The Bampton Lectures

Lecture 2: The Age of Hitler

Tuesday 10 May at 11.30am in the University Church

This lecture will show how, during the lifetime from the 1940s to the present, British, American and many European cultures have (in revealingly different ways) rebased their moral currency on the secular narrative of the anti-Nazi struggle. The story has played out differently in the Anglophone world and in formerly occupied Europe, and differently again in Germany’s far more painful and sophisticated reckoning with its past. And yet across the western world, the Second World War has become our Trojan War and our Paradise Lost: a shared cultural point of reference; the source of the only moral absolutes which pluralist societies recognise; a rich and complex set of events which have an unparalleled grip on our collective imaginations and emotions, and which we find ourselves perpetually retelling and reinventing (and, often, trivialising). In the Anglophone world, in particular, the war and its moral lessons have become pervasive in the fictional narratives on which generations of children have been raised, from Tolkien to Star Wars and Harry Potter. The practical foundation of post-1960s secularism is that we may still believe that God is good, but not with the same ironclad certainty with which we know that Nazism and all it stands for is evil.
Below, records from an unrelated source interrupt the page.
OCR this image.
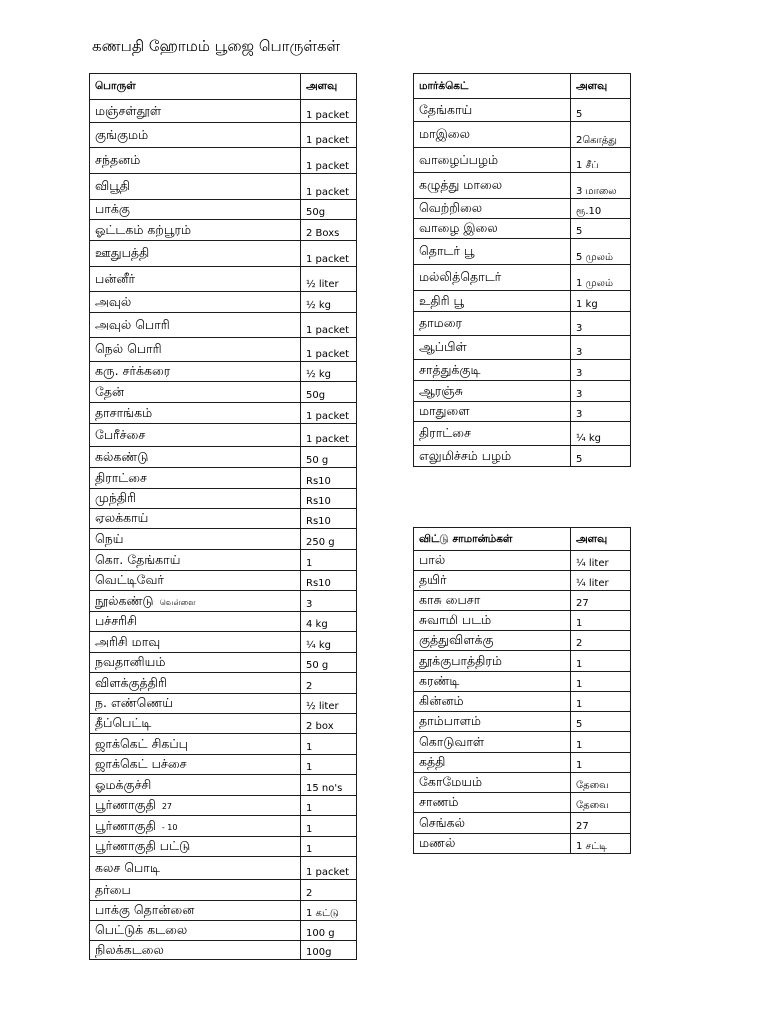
கணபதி ஹோமம் பூஜை பொருள்கள்
பொருள்	அளவு
மஞ்சள்தூள்	1 packet
குங்குமம்	1 packet
சந்தனம்	1 packet
விபூதி	1 packet
பாக்கு	50g
ஓட்டகம் கற்பூரம்	2 Boxs
ஊதுபத்தி	1 packet
பன்னீர்	½ liter
அவுல்	½ kg
அவுல் பொரி	1 packet
நெல் பொரி	1 packet
கரு. சர்க்கரை	½ kg
தேன்	50g
தாசாங்கம்	1 packet
பேரீச்சை	1 packet
கல்கண்டு	50 g
திராட்சை	Rs10
முந்திரி	Rs10
ஏலக்காய்	Rs10
நெய்	250 g
கொ. தேங்காய்	1
வெட்டிவேர்	Rs10
நூல்கண்டு வெள்ளை	3
பச்சரிசி	4 kg
அரிசி மாவு	¼ kg
நவதானியம்	50 g
விளக்குத்திரி	2
ந. எண்ணெய்	½ liter
தீப்பெட்டி	2 box
ஜாக்கெட் சிகப்பு	1
ஜாக்கெட் பச்சை	1
ஓமக்குச்சி	15 no's
பூர்ணாகுதி 27	1
பூர்ணாகுதி - 10	1
பூர்ணாகுதி பட்டு	1
கலச பொடி	1 packet
தர்பை	2
பாக்கு தொன்னை	1 கட்டு
பெட்டுக் கடலை	100 g
நிலக்கடலை	100g
மார்க்கெட்	அளவு
தேங்காய்	5
மாஇலை	2கொத்து
வாழைப்பழம்	1 சீப்
கழுத்து மாலை	3 மாலை
வெற்றிலை	ரூ.10
வாழை இலை	5
தொடர் பூ	5 முலம்
மல்லித்தொடர்	1 முலம்
உதிரி பூ	1 kg
தாமரை	3
ஆப்பிள்	3
சாத்துக்குடி	3
ஆரஞ்சு	3
மாதுளை	3
திராட்சை	¼ kg
எலுமிச்சம் பழம்	5
விட்டு சாமான்ம்கள்	அளவு
பால்	¼ liter
தயிர்	¼ liter
காசு பைசா	27
சுவாமி படம்	1
குத்துவிளக்கு	2
தூக்குபாத்திரம்	1
கரண்டி	1
கின்னம்	1
தாம்பாளம்	5
கொடுவாள்	1
கத்தி	1
கோமேயம்	தேவை
சாணம்	தேவை
செங்கல்	27
மணல்	1 சட்டி
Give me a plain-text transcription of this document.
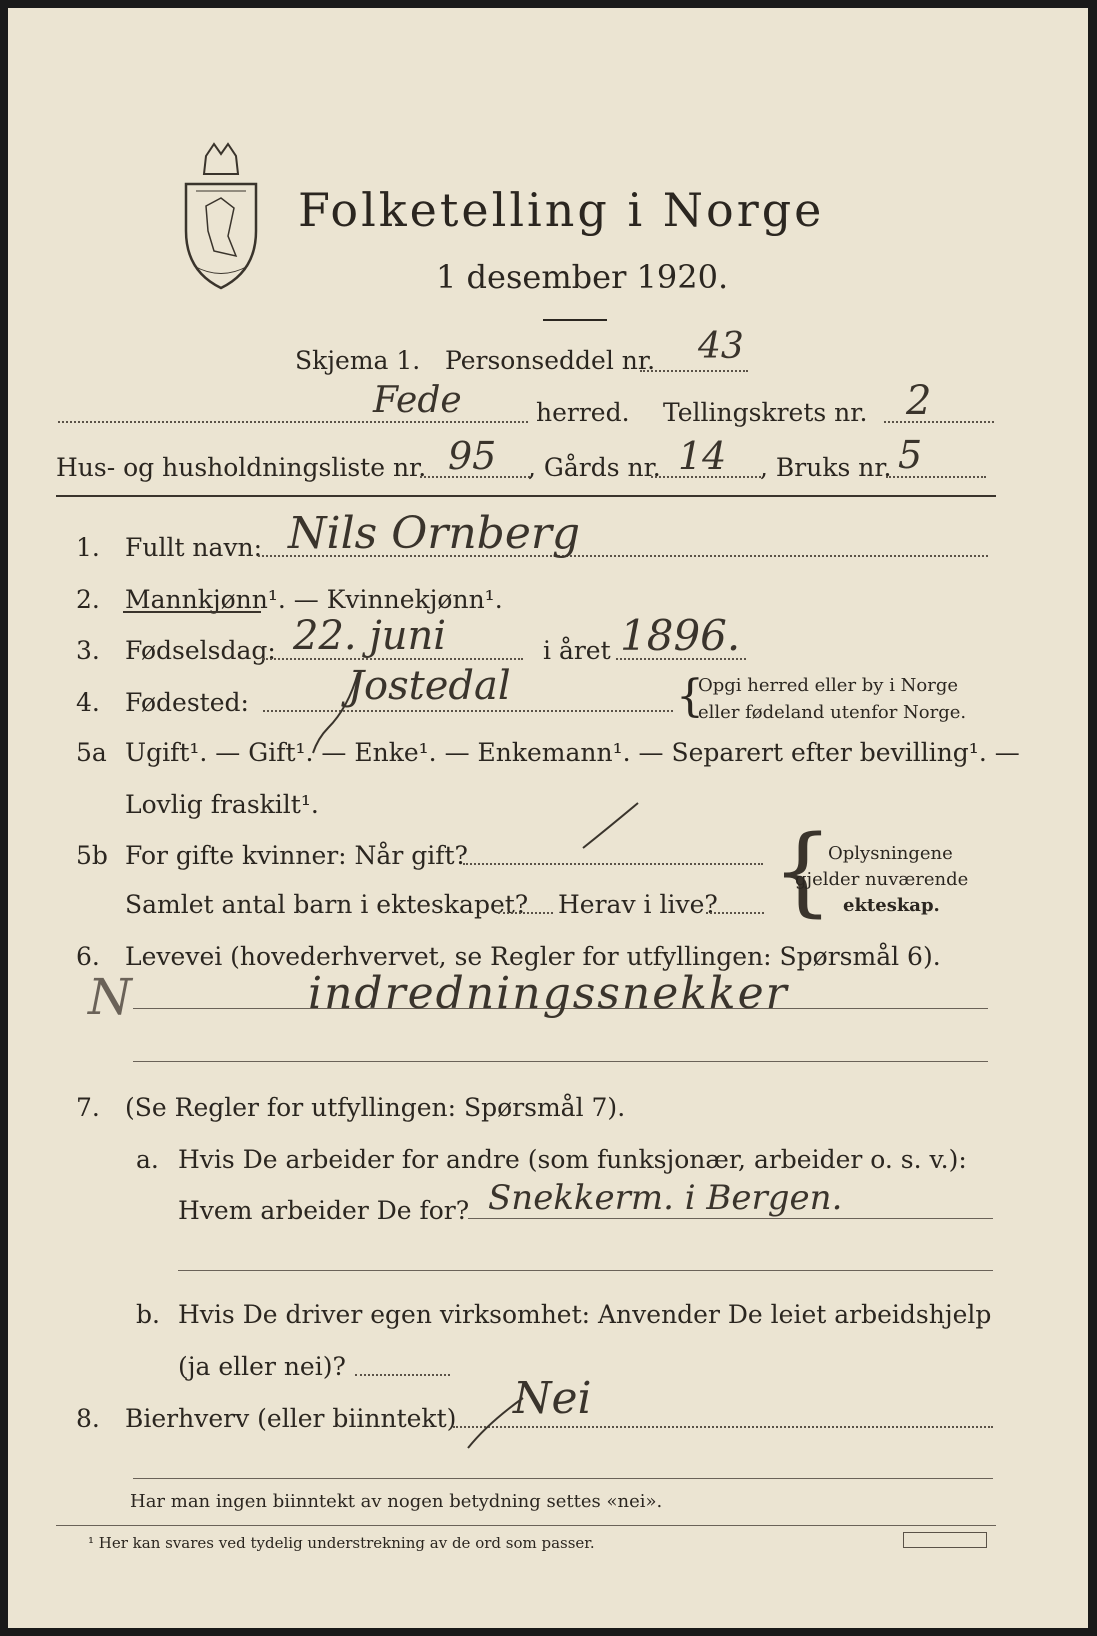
Folketelling i Norge
1 desember 1920.
Skjema 1. Personseddel nr. 43
Fede	herred. Tellingskrets nr. 2
Hus- og husholdningsliste nr. 95 , Gårds nr. 14 , Bruks nr. 5
1. Fullt navn: Nils Ornberg
2. Mannkjønn¹. — Kvinnekjønn¹.
3. Fødselsdag: 22. juni	i året 1896.
4. Fødested: Jostedal	{
Opgi herred eller by i Norge
eller fødeland utenfor Norge.
5a Ugift¹. — Gift¹. — Enke¹. — Enkemann¹. — Separert efter bevilling¹. —
Lovlig fraskilt¹.
5b For gifte kvinner: Når gift?
Samlet antal barn i ekteskapet? Herav i live? {
Oplysningene
gjelder nuværende
ekteskap.
6. Levevei (hovederhvervet, se Regler for utfyllingen: Spørsmål 6).
N	indredningssnekker
7. (Se Regler for utfyllingen: Spørsmål 7).
a. Hvis De arbeider for andre (som funksjonær, arbeider o. s. v.):
Hvem arbeider De for? Snekkerm. i Bergen.
b. Hvis De driver egen virksomhet: Anvender De leiet arbeidshjelp
(ja eller nei)?
8. Bierhverv (eller biinntekt) Nei
Har man ingen biinntekt av nogen betydning settes «nei».
¹ Her kan svares ved tydelig understrekning av de ord som passer.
The lecture will conclude by arguing that this western moral consensus is now unravelling. The war itself is falling off the edge of living memory; new crises are disrupting old certainties; a war between professedly Christian European powers no longer resonates so powerfully in plural societies and in a postcolonial world. Or perhaps it is simply that the inherent tensions of a value- system built on the anti-Nazi narrative can no longer be contained. In recent years it has become plain that our age’s moral consensus is fracturing, with old truisms being questioned and new ones being asserted. Even anti-Semitism, the old horror that the anti-Nazi era defined itself against, is re-emerging on both the Left and the Right. The postwar moral world is coming to an end: the question is what will come next.